As clients of blue-chip companies and big name banks, we happily fill out forms and send sensitive information (such as financial details) off into the digital universe – thinking that this data is in safe hands. Sorry to burst your bubble – but it’s not.
Just as we are lulled into a false sense of [data] security, so too are South Africa’s big corporates. The reality is that professional hackers and cyber criminals are targeting large businesses every day – and according to IBM’s Joe Ruthven, Security Sales Leader, MEA – they have some sort of success as frequently as once a month. To make matters worse, several reports have found that targeted cyber attacks are on the increase – which is becoming terribly costly for companies. International IT security specialists Kaspersky Lab reported that SA lost R2.65 billon to cyber crime between January 2011 and August 2012. With numbers such as these being bandied about, you would have though that we (as trusting consumers and clients) would receive detailed reports of these breaches, accompanied by neat bullet points of what said company is going to do about it. Erm, think again. When it comes to cyber attacks, SA companies remain mute.
“[Local] organisations are not disclosing and publicising that they have these breaches,” explains Ruthven.
This is in part because it obviously makes them look bad, and partly because unlike their international counterparts, local companies are not legally bound to disclose such attacks to the public. Ruthven says that especially within our banking, insurance and communications sectors, there has been little implementation of internationally accepted security regulations and procedures – and as a result – they are getting away with their strategy of silence.
According to Ruthven, there is also a perception among cyber criminals and hackers that South African organisations are less diligent than their international counterparts in implementing stringent security measures. Consequently, reports are showing that SA is among the top five countries in the world for targeted attacks. Scary stuff.
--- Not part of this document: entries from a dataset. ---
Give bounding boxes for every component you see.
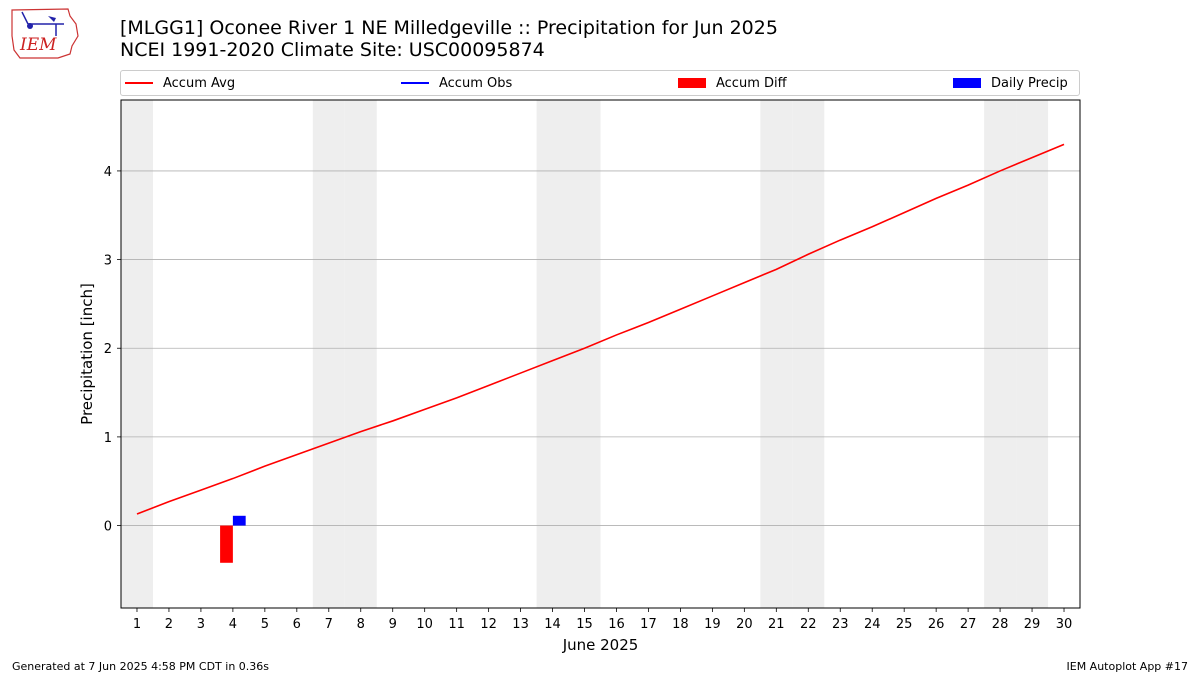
legend-item-daily-precip: Daily Precip	[953, 71, 1068, 95]
weekend-shade	[344, 100, 377, 608]
y-tick-label: 3	[104, 254, 112, 269]
weekend-shade	[984, 100, 1017, 608]
x-tick-label: 10	[416, 617, 433, 632]
x-tick-label: 16	[608, 617, 625, 632]
app-label: IEM Autoplot App #17	[1066, 660, 1189, 673]
legend-swatch	[953, 78, 981, 88]
weekend-shade	[312, 100, 345, 608]
generated-timestamp: Generated at 7 Jun 2025 4:58 PM CDT in 0…	[12, 660, 270, 673]
legend-item-accum-obs: Accum Obs	[401, 71, 512, 95]
y-tick-label: 1	[104, 431, 112, 446]
x-tick-label: 30	[1056, 617, 1073, 632]
logo-text: IEM	[19, 35, 57, 55]
plot-frame	[120, 99, 1081, 609]
weekend-shade	[568, 100, 601, 608]
x-tick-label: 21	[768, 617, 785, 632]
legend-label: Accum Avg	[163, 75, 236, 91]
legend-label: Accum Diff	[716, 75, 787, 91]
bar-accum-diff	[220, 525, 233, 563]
bar-daily-precip	[232, 515, 246, 526]
x-tick-label: 28	[992, 617, 1009, 632]
x-tick-label: 29	[1024, 617, 1041, 632]
weekend-shade	[1016, 100, 1049, 608]
x-tick-label: 8	[357, 617, 365, 632]
x-tick-label: 3	[197, 617, 205, 632]
chart-legend: Accum Avg Accum Obs Accum Diff Daily Pre…	[120, 70, 1080, 96]
x-tick-label: 15	[576, 617, 593, 632]
iem-logo: IEM	[8, 6, 80, 60]
legend-swatch	[401, 82, 429, 84]
x-tick-label: 13	[512, 617, 529, 632]
x-tick-label: 27	[960, 617, 977, 632]
x-tick-label: 14	[544, 617, 561, 632]
x-tick-label: 7	[325, 617, 333, 632]
weekend-shade	[121, 100, 153, 608]
x-tick-label: 20	[736, 617, 753, 632]
y-axis-label: Precipitation [inch]	[78, 283, 96, 425]
x-tick-label: 18	[672, 617, 689, 632]
weekend-shade	[760, 100, 793, 608]
x-tick-label: 11	[448, 617, 465, 632]
y-tick-label: 4	[104, 165, 112, 180]
x-tick-label: 26	[928, 617, 945, 632]
legend-label: Accum Obs	[439, 75, 513, 91]
legend-label: Daily Precip	[991, 75, 1068, 91]
x-tick-label: 17	[640, 617, 657, 632]
chart-title-line1: [MLGG1] Oconee River 1 NE Milledgeville …	[120, 17, 778, 39]
x-tick-label: 12	[480, 617, 497, 632]
legend-swatch	[678, 78, 706, 88]
chart-title-line2: NCEI 1991-2020 Climate Site: USC00095874	[120, 39, 545, 61]
y-tick-label: 2	[104, 342, 112, 357]
x-axis-label: June 2025	[562, 636, 639, 654]
weekend-shade	[792, 100, 825, 608]
x-tick-label: 22	[800, 617, 817, 632]
line-accum-avg	[136, 143, 1065, 515]
x-tick-label: 5	[261, 617, 269, 632]
legend-item-accum-diff: Accum Diff	[678, 71, 787, 95]
legend-swatch	[125, 82, 153, 84]
x-tick-label: 1	[133, 617, 141, 632]
x-tick-label: 6	[293, 617, 301, 632]
x-tick-label: 24	[864, 617, 881, 632]
weekend-shade	[536, 100, 569, 608]
x-tick-label: 2	[165, 617, 173, 632]
y-tick-label: 0	[104, 520, 112, 535]
chart-title: [MLGG1] Oconee River 1 NE Milledgeville …	[120, 17, 778, 61]
x-tick-label: 9	[389, 617, 397, 632]
x-tick-label: 23	[832, 617, 849, 632]
x-tick-label: 19	[704, 617, 721, 632]
legend-item-accum-avg: Accum Avg	[125, 71, 235, 95]
x-tick-label: 4	[229, 617, 237, 632]
x-tick-label: 25	[896, 617, 913, 632]
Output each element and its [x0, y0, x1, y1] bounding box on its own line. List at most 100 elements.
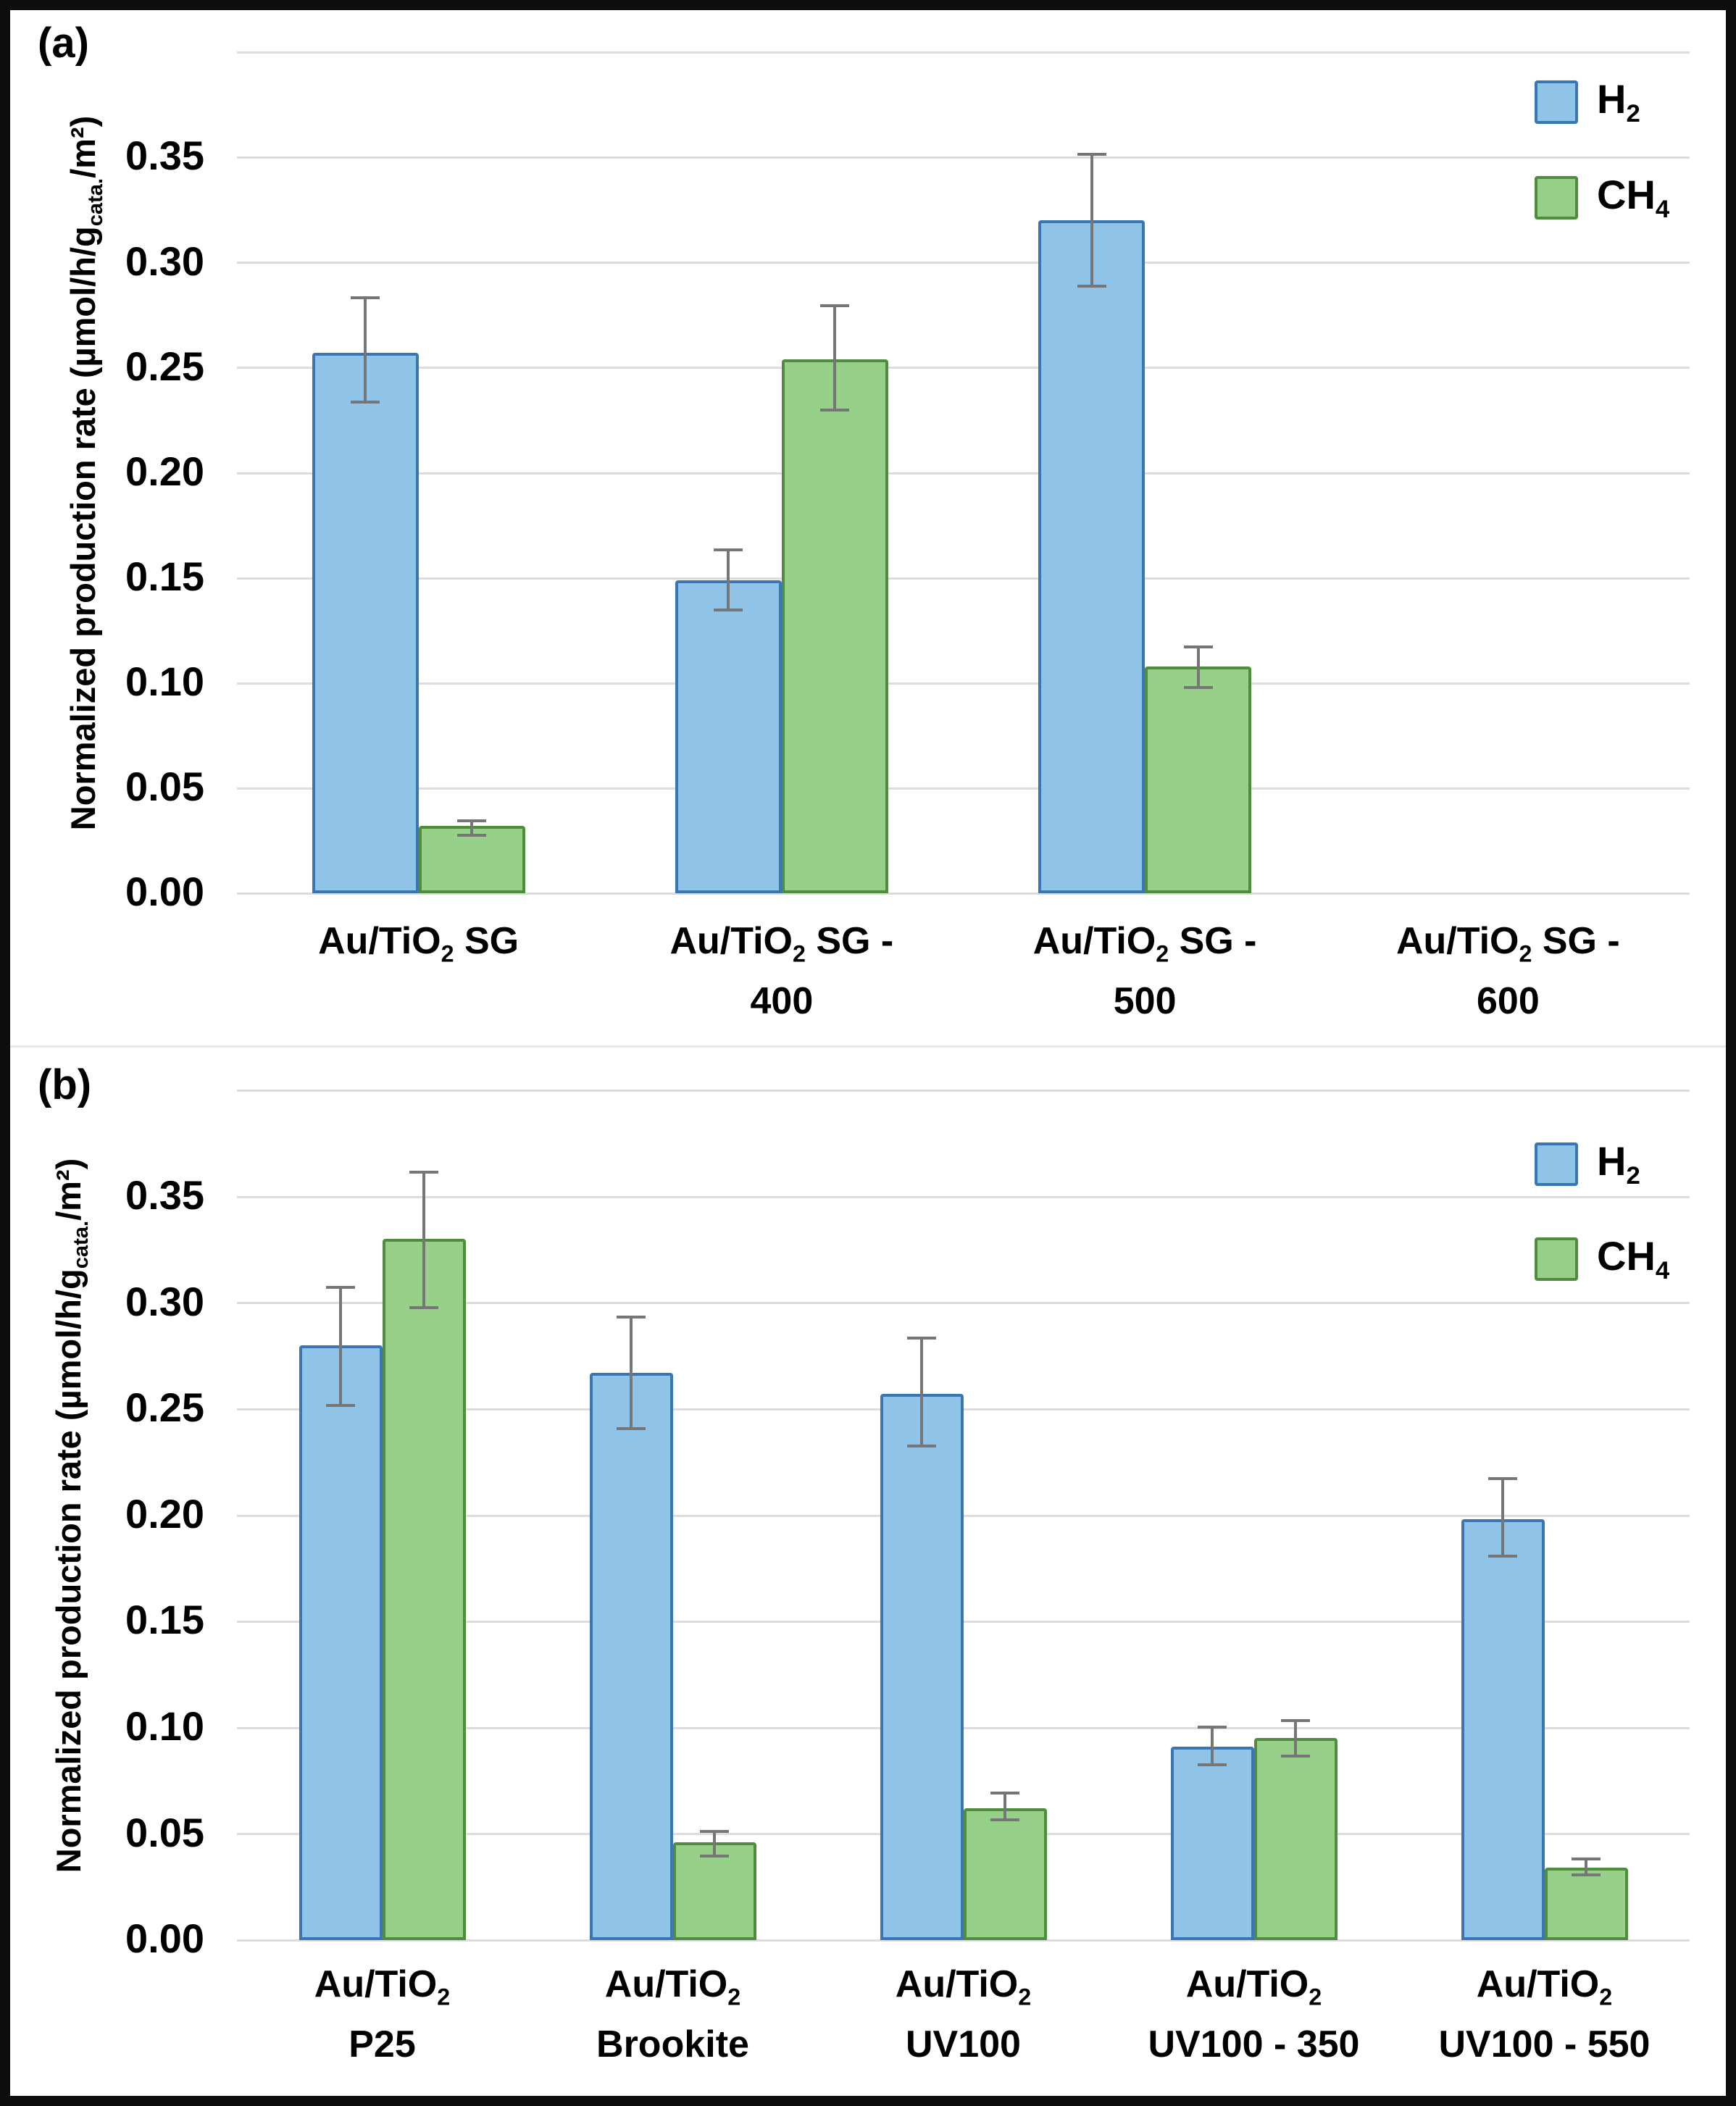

The good news is that local business leaders are starting to get “skrikked”, and are proactively looking to significantly improve their defenses. Ruthven says this is most obvious in the financial sector, where businesses have been upping the security ante over the past year. But are they doing enough?
Grant Brown, Endpoint Security Specialist at Symantec, a global IT security firm, explained to Finweek that most local companies still underestimate the threat, and are therefore underprepared: “Robert S Meuller III, Director of the FBI, said at a Cyber Security conference last year that “I am convinced that there are only two types of companies: those that have been hacked and those that will be. And even they are converging into one category: companies that have been hacked and will be hacked again.”
Brown continues: “[Preparedness] does depend on the business and whether they are adopting and evolving their security strategies along with the ever changing threat landscape. If, for example, you think antivirus is security and you are still just running antivirus alone on your desktops, laptops and servers, you really are just asking for trouble and more than likely fall into the category of ‘companies that have been hacked and will be hacked again’. The scary part is that you are more than likely blissfully unaware of what is happening from a security perspective in your environment.”
One of the reasons for this is because keeping up with security trends and requirements can be both costly and exhausting – especially as companies are pitted against hackers who often have infinite resources in the form of massive financial and political backing. Business leaders, however, have to resist burying their heads in sand, and make sure that their in-house security specialists are up to speed. The other option (especially for smaller companies) is to outsource your IT security – which may sound counter-intuitive – but is surely better than nothing.